The dark side of NKT cells is revealed in a new study showing that they contribute to autoimmune arthritis in mice. On page 41, Kim et al. find that arthritis is worse in joints that are invaded by NKT cells.

NKT cells are innate immune cells that express both NK and T cell markers, and are protective in many other models of autoimmune disease. The authors tested NKT function in K/BxN mice—an established model of rheumatoid arthritis. These mice spontaneously develop a progressive inflammatory disease that is caused by the deposition of autoantibodies in joints. Disease can be transferred to healthy recipient mice by injecting them with K/BxN serum.Kim et al. now show that mice lacking NKT cells develop only mild joint inflammation when given K/BxN serum. This protection was reversed if the deficient mice were reconstituted with NKT cells.

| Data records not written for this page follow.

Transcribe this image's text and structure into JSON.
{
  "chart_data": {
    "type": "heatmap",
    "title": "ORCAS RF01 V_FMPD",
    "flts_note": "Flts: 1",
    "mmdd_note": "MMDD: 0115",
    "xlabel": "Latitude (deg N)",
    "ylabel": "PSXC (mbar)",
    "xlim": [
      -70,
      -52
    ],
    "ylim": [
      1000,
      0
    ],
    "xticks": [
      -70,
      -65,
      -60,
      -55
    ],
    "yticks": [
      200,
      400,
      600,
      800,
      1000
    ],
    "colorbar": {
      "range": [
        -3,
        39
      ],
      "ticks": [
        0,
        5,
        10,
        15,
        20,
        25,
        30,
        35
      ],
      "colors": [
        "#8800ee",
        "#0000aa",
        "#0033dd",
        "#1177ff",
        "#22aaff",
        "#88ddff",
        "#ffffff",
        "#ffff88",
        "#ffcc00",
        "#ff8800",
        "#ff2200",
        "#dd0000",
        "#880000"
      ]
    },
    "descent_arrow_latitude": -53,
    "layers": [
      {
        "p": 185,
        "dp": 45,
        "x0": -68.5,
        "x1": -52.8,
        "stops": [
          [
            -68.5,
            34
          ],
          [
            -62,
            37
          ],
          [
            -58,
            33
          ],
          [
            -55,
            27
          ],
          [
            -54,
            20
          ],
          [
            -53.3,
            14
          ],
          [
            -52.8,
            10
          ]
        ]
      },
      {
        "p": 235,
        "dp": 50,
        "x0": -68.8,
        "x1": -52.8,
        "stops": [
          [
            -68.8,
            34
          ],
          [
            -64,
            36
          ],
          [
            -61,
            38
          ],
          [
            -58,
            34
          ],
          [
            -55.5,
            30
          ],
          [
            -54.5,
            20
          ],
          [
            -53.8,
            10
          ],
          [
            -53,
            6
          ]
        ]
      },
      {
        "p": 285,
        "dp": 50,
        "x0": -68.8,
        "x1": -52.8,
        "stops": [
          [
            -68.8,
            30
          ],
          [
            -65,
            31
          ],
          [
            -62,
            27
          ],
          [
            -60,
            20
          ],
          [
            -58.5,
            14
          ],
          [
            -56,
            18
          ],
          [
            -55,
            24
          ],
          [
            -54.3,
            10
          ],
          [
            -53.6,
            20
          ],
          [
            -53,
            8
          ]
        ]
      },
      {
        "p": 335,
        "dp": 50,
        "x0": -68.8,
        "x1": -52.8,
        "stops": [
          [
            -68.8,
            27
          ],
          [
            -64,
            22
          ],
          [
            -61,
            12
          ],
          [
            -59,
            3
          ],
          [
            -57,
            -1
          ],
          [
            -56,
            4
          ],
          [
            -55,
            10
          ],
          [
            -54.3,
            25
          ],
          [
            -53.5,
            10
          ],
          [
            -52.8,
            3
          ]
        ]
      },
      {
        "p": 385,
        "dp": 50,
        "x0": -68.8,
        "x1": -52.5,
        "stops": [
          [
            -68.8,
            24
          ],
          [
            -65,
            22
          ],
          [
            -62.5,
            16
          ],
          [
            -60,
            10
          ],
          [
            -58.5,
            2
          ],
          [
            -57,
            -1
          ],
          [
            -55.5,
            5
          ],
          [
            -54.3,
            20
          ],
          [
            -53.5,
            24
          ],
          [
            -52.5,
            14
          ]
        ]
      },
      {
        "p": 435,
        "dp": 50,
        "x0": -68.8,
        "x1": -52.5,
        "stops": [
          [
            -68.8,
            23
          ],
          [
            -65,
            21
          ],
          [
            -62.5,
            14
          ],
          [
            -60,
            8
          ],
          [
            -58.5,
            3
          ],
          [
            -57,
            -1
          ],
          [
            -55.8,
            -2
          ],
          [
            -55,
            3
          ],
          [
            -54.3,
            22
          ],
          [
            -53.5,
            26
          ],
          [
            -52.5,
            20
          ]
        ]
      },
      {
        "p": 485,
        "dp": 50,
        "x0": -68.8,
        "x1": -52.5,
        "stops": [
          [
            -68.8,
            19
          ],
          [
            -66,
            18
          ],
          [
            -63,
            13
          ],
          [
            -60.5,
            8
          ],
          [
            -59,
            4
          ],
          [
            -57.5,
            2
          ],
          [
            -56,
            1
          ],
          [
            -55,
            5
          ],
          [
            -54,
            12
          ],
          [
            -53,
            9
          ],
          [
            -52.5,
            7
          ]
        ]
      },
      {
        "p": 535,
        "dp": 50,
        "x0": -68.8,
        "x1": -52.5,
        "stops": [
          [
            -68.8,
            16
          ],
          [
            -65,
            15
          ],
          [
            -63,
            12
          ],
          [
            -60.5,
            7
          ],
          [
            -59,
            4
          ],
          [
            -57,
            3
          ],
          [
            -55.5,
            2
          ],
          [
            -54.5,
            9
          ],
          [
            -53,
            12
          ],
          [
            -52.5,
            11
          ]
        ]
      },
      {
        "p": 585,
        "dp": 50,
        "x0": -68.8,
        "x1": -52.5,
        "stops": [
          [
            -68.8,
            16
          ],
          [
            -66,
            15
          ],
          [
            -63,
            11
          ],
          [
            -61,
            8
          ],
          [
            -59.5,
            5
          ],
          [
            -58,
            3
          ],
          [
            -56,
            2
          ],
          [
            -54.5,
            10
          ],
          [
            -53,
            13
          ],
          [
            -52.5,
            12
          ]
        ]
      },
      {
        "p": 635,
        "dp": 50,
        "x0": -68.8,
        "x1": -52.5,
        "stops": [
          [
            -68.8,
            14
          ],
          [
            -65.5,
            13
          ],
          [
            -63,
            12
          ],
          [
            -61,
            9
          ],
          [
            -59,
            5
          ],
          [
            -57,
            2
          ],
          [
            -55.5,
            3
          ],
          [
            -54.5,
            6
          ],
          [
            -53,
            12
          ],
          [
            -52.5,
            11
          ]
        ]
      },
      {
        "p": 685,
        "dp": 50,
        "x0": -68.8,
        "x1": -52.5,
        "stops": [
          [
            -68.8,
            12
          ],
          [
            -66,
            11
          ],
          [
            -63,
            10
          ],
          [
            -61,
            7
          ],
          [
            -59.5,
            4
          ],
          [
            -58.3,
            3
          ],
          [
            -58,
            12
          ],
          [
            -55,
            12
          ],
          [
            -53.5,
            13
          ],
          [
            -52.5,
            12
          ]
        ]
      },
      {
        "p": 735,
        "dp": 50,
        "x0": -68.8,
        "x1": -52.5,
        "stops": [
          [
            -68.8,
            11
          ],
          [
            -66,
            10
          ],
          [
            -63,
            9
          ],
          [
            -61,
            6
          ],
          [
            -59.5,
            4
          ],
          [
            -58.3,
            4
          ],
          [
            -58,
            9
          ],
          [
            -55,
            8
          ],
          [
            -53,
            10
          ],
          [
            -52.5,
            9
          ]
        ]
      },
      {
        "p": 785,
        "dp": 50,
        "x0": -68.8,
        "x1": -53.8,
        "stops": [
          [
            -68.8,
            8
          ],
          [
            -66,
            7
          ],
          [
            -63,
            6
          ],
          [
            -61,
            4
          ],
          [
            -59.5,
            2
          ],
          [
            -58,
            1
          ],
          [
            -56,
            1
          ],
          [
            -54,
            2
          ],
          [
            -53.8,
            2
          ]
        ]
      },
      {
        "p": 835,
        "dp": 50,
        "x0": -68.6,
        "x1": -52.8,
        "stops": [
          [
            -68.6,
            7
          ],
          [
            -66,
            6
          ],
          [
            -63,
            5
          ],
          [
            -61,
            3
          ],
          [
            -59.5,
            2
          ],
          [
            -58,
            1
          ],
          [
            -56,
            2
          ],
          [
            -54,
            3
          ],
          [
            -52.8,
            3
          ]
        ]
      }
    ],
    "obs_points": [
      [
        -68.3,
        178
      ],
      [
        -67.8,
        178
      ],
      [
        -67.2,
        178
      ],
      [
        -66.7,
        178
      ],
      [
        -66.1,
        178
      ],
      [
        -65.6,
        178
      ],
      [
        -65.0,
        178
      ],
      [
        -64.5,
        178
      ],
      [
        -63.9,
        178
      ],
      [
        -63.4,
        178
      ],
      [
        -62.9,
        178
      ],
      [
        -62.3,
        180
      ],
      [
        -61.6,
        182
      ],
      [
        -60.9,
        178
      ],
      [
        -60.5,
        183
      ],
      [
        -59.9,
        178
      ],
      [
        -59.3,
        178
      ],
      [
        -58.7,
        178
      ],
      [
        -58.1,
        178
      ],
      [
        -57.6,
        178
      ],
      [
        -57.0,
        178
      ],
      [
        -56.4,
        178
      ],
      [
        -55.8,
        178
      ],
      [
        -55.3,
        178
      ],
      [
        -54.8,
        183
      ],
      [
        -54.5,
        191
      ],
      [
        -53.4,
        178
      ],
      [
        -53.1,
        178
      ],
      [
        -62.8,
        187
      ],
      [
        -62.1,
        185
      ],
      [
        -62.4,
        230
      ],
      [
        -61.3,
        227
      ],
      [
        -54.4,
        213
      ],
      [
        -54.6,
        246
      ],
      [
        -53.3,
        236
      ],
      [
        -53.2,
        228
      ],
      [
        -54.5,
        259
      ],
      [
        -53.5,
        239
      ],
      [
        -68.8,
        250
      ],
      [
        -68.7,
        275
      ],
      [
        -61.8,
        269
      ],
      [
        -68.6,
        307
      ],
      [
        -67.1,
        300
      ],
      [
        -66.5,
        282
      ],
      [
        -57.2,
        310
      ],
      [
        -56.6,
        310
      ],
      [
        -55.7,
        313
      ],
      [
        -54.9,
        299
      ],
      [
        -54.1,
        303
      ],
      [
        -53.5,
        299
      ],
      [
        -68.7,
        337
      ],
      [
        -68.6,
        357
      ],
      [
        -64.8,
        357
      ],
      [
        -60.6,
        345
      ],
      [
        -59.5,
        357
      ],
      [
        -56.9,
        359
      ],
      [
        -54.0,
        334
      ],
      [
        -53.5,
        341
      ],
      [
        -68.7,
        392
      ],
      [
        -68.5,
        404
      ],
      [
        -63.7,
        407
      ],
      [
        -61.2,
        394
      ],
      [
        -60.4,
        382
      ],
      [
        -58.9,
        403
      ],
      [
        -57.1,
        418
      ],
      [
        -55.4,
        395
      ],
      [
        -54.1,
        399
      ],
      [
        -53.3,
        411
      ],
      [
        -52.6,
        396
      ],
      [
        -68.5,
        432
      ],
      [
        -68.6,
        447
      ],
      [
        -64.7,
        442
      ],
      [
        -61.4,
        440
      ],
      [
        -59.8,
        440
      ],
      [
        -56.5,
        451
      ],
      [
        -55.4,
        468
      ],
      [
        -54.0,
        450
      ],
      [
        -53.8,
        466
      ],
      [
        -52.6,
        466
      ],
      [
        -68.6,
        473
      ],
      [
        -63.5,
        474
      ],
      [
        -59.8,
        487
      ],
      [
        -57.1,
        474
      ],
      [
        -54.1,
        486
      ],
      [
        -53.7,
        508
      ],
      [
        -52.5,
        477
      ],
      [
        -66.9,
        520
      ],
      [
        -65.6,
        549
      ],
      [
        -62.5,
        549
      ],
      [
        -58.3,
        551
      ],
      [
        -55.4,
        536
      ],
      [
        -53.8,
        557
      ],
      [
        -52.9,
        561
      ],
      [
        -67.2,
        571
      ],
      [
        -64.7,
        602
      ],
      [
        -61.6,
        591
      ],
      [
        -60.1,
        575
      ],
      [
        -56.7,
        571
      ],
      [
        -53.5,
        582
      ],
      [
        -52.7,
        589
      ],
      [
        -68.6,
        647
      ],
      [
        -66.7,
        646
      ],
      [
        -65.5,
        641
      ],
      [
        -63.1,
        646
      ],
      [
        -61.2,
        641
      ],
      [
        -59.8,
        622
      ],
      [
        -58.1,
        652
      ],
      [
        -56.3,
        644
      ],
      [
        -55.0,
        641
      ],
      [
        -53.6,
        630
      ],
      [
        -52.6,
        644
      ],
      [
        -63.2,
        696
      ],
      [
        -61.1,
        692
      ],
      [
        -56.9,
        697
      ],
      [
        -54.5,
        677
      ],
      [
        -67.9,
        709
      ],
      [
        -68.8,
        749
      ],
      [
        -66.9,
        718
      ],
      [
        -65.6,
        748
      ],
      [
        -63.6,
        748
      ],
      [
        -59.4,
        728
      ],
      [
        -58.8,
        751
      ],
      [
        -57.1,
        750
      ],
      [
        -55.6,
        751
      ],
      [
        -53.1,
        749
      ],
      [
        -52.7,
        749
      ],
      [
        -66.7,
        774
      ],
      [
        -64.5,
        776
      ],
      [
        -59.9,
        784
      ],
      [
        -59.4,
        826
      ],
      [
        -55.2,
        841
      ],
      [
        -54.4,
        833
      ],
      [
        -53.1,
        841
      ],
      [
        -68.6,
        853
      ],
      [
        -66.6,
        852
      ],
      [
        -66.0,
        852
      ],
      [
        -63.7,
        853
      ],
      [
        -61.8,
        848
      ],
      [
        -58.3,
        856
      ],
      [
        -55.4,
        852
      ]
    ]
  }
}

The nonarthritic mice lacking NKT cells had high levels of TGF-β1 in their joints, which dropped as soon as the NKT cells arrived on the scene. Blocking TGF-β1 in the same NKT cell–deficient mice increased joint swelling, suggesting a protective role for this cytokine. Suppression of TGF-β1 production depended on the ability of the NKT cells to produce both IL-4 and IFN-γ.

Many questions remain unanswered. Future studies might reveal which cells produce the TGF-β1 in the joints, how TGF-β1 prevents arthritis, what attracts NKT cells to the joint, and how NKT cells suppress TGF-β1 production.